23.03.2025 - 02:01 | Son Güncellenme:
DİDEM SEYMEN
DİDEM SEYMEN- Erken teşhis, kalın bağırsak kanseriyle mücadelede kritik bir rol oynuyor. Genel Cerrahi Uzmanı Prof. Dr. Cem Terzi, "Hastalık, erken evrede tespit edildiğinde tedavi edilebilme oranı yüksektir. Ancak geç teşhis edilen vakalarda hastalık diğer organlara yayılabiliyor ve tedavi daha zor hale geliyor. Bu nedenle düzenli tarama testlerine erişimin artırılması büyük önem taşıyor" dedi ve farkındalık ayı ile ilgili açıklamalarda bulundu…
Kalın bağırsak kanseri tarama programlarının yaygınlaştırılması, sağlık hizmetlerine erişimin kolaylaştırılması ve sağlıklı beslenmenin teşvik edilmesi, bu hastalıkla mücadelede hayati önem taşıyor. Türkiye’de yapılan bir anket çalışmasına göre, 50-70 yaş aralığındaki bireylerin yalnızca yüzde 38’i son beş yılda dışkıda gizli kan testi yaptırırken, aynı yaş grubundaki bireylerin sadece yüzde 14’ü kolonoskopi yaptırmış durumda.
Terzi, "Bu oranlar, tarama programlarının etkinliği konusunda ciddi eksiklikler olduğunu gösteriyor. Kırsal bölgelerde yaşayan bireyler, kanser tarama yöntemleri hakkında yeterli bilgiye sahip değil. Kentlerde yaşayan bireyler ise iş hayatı nedeniyle kolonoskopi gibi tarama testlerini sürekli erteliyor. Oysa bu testlerin yaygınlaştırılması ve bireylere kolaylık sağlanması gerekiyor" dedi.
Kalın bağırsak kanserinin erken teşhis edilebilmesi için bireylerin tarama programlarına katılımının teşvik edilmesi gerektiğini belirten Terzi, “Hastalık belirtileri ortaya çıkmadan önce yapılan testler, tedavi şansını artırır. Ancak birçok kişi, bu taramaların gerekliliği konusunda yeterince bilinçli değil. Bu nedenle toplum bilincini artırmak ve kişileri düzenli sağlık kontrollerine yönlendirmek kritik öneme sahiptir” ifadelerini kullandı.

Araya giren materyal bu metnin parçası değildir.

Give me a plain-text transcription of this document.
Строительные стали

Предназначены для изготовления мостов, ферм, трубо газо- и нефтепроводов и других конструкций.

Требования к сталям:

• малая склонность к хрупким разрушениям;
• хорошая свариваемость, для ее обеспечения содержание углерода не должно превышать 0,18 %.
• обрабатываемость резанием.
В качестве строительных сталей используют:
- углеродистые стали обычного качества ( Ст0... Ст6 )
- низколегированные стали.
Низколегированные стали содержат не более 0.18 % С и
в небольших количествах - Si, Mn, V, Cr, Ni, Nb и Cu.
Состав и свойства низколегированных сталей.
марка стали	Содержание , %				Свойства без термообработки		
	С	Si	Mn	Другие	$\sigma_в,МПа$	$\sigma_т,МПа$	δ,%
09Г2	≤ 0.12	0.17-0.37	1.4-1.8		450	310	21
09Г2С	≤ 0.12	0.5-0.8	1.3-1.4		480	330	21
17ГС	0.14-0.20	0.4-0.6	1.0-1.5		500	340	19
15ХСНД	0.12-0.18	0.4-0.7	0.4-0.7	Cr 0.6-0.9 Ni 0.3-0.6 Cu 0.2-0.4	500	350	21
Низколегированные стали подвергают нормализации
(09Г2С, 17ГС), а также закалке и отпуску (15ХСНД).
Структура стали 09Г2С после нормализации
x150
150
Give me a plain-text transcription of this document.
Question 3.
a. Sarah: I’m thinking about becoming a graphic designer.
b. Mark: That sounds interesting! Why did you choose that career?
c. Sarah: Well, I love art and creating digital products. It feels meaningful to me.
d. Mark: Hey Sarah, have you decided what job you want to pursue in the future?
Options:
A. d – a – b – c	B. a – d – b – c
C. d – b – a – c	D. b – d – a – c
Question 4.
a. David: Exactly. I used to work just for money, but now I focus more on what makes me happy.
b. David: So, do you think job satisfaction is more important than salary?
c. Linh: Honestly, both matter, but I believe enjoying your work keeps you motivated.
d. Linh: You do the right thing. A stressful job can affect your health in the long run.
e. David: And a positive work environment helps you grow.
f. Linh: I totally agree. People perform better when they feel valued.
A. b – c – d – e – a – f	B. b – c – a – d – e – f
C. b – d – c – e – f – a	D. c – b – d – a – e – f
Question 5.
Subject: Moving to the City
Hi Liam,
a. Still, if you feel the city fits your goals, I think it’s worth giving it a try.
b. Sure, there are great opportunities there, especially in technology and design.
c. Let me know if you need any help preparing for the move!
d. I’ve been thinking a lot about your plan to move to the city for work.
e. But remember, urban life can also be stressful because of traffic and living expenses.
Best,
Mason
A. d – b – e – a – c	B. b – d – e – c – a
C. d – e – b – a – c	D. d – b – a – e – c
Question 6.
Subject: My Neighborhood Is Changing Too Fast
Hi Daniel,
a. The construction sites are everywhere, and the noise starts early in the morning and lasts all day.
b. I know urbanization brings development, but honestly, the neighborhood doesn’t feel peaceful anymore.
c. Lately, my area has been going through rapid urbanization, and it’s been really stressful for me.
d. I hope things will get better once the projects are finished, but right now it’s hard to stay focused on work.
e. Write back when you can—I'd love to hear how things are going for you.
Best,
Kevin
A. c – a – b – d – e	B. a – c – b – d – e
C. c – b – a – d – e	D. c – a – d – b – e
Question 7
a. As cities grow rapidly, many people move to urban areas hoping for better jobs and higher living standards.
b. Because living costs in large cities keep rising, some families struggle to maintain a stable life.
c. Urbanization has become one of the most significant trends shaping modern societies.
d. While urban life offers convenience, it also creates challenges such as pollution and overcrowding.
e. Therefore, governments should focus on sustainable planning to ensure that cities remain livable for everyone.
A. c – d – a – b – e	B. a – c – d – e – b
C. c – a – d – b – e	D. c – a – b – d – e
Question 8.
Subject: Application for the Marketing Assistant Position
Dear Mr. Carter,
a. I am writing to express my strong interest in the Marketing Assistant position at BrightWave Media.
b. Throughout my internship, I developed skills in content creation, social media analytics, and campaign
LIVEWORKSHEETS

Bunun yanı sıra, tarama testlerinin erişilebilir olması için sağlık kuruluşlarında bilgilendirme çalışmalarının artırılması gerektiğini vurgulayan Terzi, “İnsanların tarama testlerine ulaşmasını sağlamak, sadece bireysel sağlık için değil, toplum sağlığı açısından da kritik bir meseledir. Sağlık kurumları ve kamu kuruluşları, insanları bu testler konusunda bilinçlendirmeli ve ücretsiz tarama olanaklarını genişletmelidir” dedi.
Beslenme ve Risk Faktörleri
Kanser riskini artıran faktörlerden biri de sağlıksız beslenme alışkanlıkları. Terzi, işlenmiş gıdaların kalın bağırsak hastalıkları üzerindeki etkisine dikkat çekerek, "Beslenme alışkanlıklarımız hastalıkların oluşumunda önemli bir rol oynuyor. İşlenmiş gıdaların aşırı tüketimi, kalın bağırsak kanseri riskini artırıyor. Sağlıklı ve dengeli beslenme konusunda toplumsal farkındalığın artırılması büyük önem taşıyor" diye konuştu.
Beslenmenin yanı sıra fiziksel aktivitenin de kalın bağırsak kanseri riskini azaltmada bir faktör olduğunu vurgulayan Terzi, “Düzenli egzersiz yapmak, bağırsak hareketlerini düzenleyerek sindirim sisteminin sağlığını korur. Bu nedenle hareketli bir yaşam tarzını benimsemek, riski azaltabilir” dedi.
Bunun yanı sıra, Terzi, stresin de kanser üzerinde olumsuz etkileri olduğunu belirterek, “Kronik stres, bağışıklık sistemini zayıflatabilir ve bazı kanser türlerine yatkınlığı artırabilir. Bu yüzden stres yönetimi, sağlıklı beslenme ve düzenli egzersiz kadar önemlidir” ifadelerini kullandı.
Türkiye’de kalın bağırsak kanseri için yürütülen bir tarama programı mevcut ancak etkinliği ve kapsayıcılığı artırılmalı. Terzi, "Kanser taramalarının teşvik edilmesi, sağlık hizmetlerinin erişilebilir hale getirilmesi ve farkındalık çalışmalarının yaygınlaştırılması gerekmektedir. Sağlık, bir ayrıcalık değil, temel bir haktır ve herkesin bu hizmetlerden eşit şekilde faydalanabilmesi sağlanmalıdır" diyerek sözlerini tamamladı.
Terzi, aynı zamanda bireylerin yaşam tarzlarında yapacakları değişikliklerle hastalık riskinin azaltılmasında rol oynadığını belirtti. “Sigara ve alkol kullanımını sınırlamak, işlenmiş gıdalardan uzak durmak ve bol lifli gıdalar tüketmek, bağırsak sağlığı açısından büyük önem taşır. Ayrıca, düzenli sağlık kontrollerini ihmal etmemek, hem erken teşhis şansını artırır hem de genel sağlık durumunu korumaya yardımcı olur” dedi.
Siyahi Amerikalılar kalın bağırsak kanserlerinde dezavantajlı grup
Vaka sayıları ve ölüm oranları arasındaki farklara bakıldığında tüm dünyada eşitsizlik, ırk ve etnik köken farklılıkları göstermektedir. Örneğin siyahi Amerikalılarda bu durum pek çok bilimsel araştırma ile çarpıcı biçimde gösterilmiştir. Siyahi Amerikalılar arasında kalın bağırsak kanseri, beyaz Amerikalılara göre yüzde 21 daha fazla görülmektedir. Bu hastalıktan ölüm oranları ise yüzde 44 daha yüksektir.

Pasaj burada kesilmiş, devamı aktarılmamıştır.